Voice of the People
Support for increasing fuel efficiency standards is higher than it’s been
in decades due to high gas prices, our dependence on foreign oil and rising
concern over global warming. A broad, bipartisan majority in the Senate voted
in June to raise fleetwide efficiency to 35 miles per gallon by 2020 and now
the House of Representatives has a chance to show the same kind of
leadership.
Legislation sponsored by Representatives Ed Markey and Todd Platts (H.R.

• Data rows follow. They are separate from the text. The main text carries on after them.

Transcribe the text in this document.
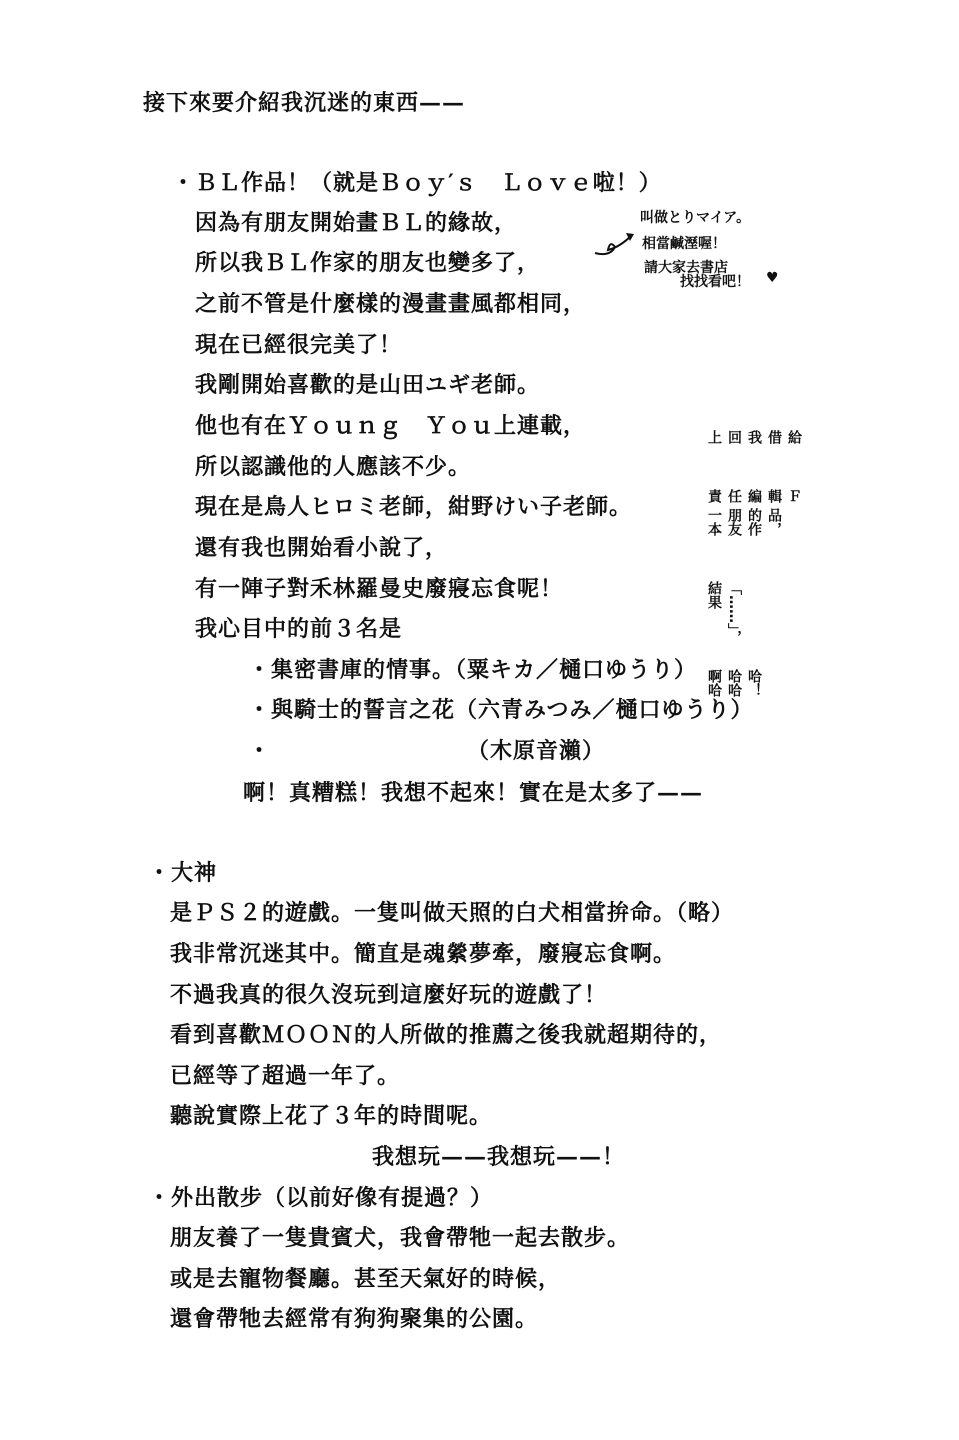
接下來要介紹我沉迷的東西——
・ＢＬ作品！（就是Ｂｏｙ′ｓ　Ｌｏｖｅ啦！）
因為有朋友開始畫ＢＬ的緣故，
所以我ＢＬ作家的朋友也變多了，
之前不管是什麼樣的漫畫畫風都相同，
現在已經很完美了！
我剛開始喜歡的是山田ユギ老師。
他也有在Ｙｏｕｎｇ　Ｙｏｕ上連載，
所以認識他的人應該不少。
現在是鳥人ヒロミ老師，紺野けい子老師。
還有我也開始看小說了，
有一陣子對禾林羅曼史廢寢忘食呢！
我心目中的前３名是
・集密書庫的情事。（粟キカ／樋口ゆうり）
・與騎士的誓言之花（六青みつみ／樋口ゆうり）
・　　　　　　　　　（木原音瀨）
啊！真糟糕！我想不起來！實在是太多了——
叫做とりマイア。
相當鹹溼喔！
請大家去書店
找找看吧！ ♥
上回我借給
責任編輯Ｆ
一本朋友的作品，
結果「……」，
啊哈哈哈哈！
・大神
是ＰＳ２的遊戲。一隻叫做天照的白犬相當拚命。（略）
我非常沉迷其中。簡直是魂縈夢牽，廢寢忘食啊。
不過我真的很久沒玩到這麼好玩的遊戲了！
看到喜歡ＭＯＯＮ的人所做的推薦之後我就超期待的，
已經等了超過一年了。
聽說實際上花了３年的時間呢。
我想玩——我想玩——！
・外出散步（以前好像有提過？）
朋友養了一隻貴賓犬，我會帶牠一起去散步。
或是去寵物餐廳。甚至天氣好的時候，
還會帶牠去經常有狗狗聚集的公園。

1506) would raise fuel efficiency standards to 35 miles per gallon over the
next decade for all cars and light trucks, equaling a four percent annual
increase. A four percent annual increase in vehicle efficiency is supported
by President George W. Bush, national security experts and the National
Academy of Sciences, whose findings show this standard is both
technologically and economically feasible. By the year 2020, the Markey-Platt
proposal would reduce oil use by 1.6 million barrels per day and save drivers
$27 billion per year at the pump.
Unfortunately, a new proposal introduced by Representatives Baron Hill and
Lee Terry (H.R. 2927) would prevent this progress. The Hill-Terry proposal
results in an annual increase of only 1.9 percent. That bill would also, for
the first time, place a cap on improved efficiency, preventing the auto
industry from ever innovating beyond a 35-mile-per-gallon level. Furthermore,
the proposal contains several loopholes, one of which allows automakers to
delay fuel economy compliance for up to five years based on promises of
future improvement. In comparison to the Markey-Platts bill, the Terry-Hill
proposal would waste 1.1 million more barrels of oil per day and cost drivers
$26 billion more per year at the pump by the year 2020.
Please ask congress to support the bipartisan Markey-Platts bill that
utilizes sound science to implement technologically and economically feasible
fuel efficiency standards, and oppose the Hill-Terry legislation that is
dramatically weaker and provides major industry loopholes.